A great new release book.  Large A4 size, with great wire binding, so it stays FLAT when working on your desk.

Just finding ONE off the very many “RRRRR” and “NNS” listings here will more than likely readily pay for it.


REAL Football



Being a Ballarat boy, and growing up in South Australia, the one and only football code to follow was Australian Football – or “Aussie Rules”.

So each weekend I am glued to all the games shown - not very easy if you need to do it via free-to-air TV in Sydney, as some (indeed many) games run until 2.30am. last year decided to start an on-line AFL tipping weekly contest.  The same kind of thing as most larger offices have here.  However ours was truly global. 
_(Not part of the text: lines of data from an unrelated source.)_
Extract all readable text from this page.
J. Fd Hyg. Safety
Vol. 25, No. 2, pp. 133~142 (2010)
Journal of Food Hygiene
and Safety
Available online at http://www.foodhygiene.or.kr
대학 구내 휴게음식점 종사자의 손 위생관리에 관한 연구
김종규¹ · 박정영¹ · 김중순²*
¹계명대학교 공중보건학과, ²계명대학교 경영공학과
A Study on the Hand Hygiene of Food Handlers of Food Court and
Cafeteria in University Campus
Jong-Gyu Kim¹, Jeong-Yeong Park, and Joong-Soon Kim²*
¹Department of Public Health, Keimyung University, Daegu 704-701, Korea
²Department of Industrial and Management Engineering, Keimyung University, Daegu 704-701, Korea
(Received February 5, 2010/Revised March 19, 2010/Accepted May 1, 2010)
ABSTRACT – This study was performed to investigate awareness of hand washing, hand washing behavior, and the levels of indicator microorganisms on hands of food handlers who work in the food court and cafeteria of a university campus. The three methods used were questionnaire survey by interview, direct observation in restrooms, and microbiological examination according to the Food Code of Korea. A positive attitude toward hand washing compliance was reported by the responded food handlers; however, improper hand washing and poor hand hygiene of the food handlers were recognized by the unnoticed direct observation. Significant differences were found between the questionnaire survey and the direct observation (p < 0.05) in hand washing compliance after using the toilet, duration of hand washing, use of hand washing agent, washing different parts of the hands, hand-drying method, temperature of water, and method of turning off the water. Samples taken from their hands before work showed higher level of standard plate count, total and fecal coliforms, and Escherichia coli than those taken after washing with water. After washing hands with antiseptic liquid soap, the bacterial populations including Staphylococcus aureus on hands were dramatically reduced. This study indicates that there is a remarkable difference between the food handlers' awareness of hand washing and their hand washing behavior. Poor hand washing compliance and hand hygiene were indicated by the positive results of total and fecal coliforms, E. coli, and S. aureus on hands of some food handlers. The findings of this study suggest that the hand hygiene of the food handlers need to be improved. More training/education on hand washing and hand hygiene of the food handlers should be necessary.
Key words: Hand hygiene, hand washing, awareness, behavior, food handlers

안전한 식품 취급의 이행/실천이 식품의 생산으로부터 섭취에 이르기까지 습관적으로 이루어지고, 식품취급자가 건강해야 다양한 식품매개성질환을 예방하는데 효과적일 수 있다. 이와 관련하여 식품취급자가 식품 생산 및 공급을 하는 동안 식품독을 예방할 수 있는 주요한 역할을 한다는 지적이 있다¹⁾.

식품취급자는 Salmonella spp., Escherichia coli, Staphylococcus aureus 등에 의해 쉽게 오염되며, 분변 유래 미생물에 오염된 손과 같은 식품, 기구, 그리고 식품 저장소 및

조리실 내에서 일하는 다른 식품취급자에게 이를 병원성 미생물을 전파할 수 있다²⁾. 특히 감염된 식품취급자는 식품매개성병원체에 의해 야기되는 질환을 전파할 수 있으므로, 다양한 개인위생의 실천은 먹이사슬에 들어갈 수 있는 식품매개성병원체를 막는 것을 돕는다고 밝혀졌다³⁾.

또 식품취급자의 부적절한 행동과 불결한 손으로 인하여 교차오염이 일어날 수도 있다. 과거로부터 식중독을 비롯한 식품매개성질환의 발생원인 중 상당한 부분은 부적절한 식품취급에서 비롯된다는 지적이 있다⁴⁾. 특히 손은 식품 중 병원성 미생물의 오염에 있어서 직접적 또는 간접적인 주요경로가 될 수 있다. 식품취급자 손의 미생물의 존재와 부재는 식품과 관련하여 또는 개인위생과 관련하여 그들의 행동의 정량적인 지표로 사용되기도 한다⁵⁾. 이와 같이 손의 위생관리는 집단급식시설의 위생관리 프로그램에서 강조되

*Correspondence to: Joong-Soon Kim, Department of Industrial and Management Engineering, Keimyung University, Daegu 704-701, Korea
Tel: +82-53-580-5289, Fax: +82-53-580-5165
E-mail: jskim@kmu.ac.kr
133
We had Brits, Americans, Europeans, Kiwis, Asians and Canadians all adding their selections each week.  Not to mention lots of folks from NSW and Queensland etc who were simply guessing.


Australia’s July 2008 issue


The 2008 winner was a member called “clino” aka Peter Larson from Idaho USA.   Peter took the lead from round 6, was never headed, and ended up with an impressive 124 points.

Second place went to “Lakatoi4” – a NSW resident who also has never seen an AFL game. 

The results for 2009 were the SAME 2 collectors - but in reverse,  coming first and 2nd respectively!

 Despite competing with a bunch of AFL football Aussies who live and breathe this stuff, these two out-tipped them all for TWO years, and both admit they have never even seen a game – not even on television!  

Ringmaster and chief cat-herder was a member from Lara Victoria, “fromdownunder” and Norm had the satisfaction of seeing his beloved Geelong again romp in the season with a strong finish. 

All the results and discussion is here –

There were valuable prizes, and good fun from all involved, and it really does show knowing NOTHING about a sport is no hinderance to accurate guesses!


New Gibbons Catalogues


The backbone of the stamp collecting hobby are the Stanley Gibbons Catalogues.

The new “Australia” book is an absolute essential for anyone collecting or dealing in this region.  

This latest edition is in a new far more sensible and smaller B5 size format, and this one I use every day.



New Edition is 272 colour pages


Now in full colour on bright white paper.

It includes all the Colonial (“State”) issues, and all the stamps of the Commonwealth of Australia including the 1946 British Occupation Force (Japan) overprints. 

And all booklet issues – and dies, inverted watermarks, and major plate varieties etc. And prices for on-cover copies.

Then the Australian Antarctic Territory, Christmas Island, Cocos (Keeling) Islands, Norfolk Island and the pre-independence Issues for Nauru (to 1968), New Guinea, Papua and Papua New Guinea, GRI/NWPI etc.

Prices are extensively revised with many significant increases since the 4th edition.  I sell them for $A70, and all dealers should have it -  and for 272 full colour pages that represents excellent value in my view.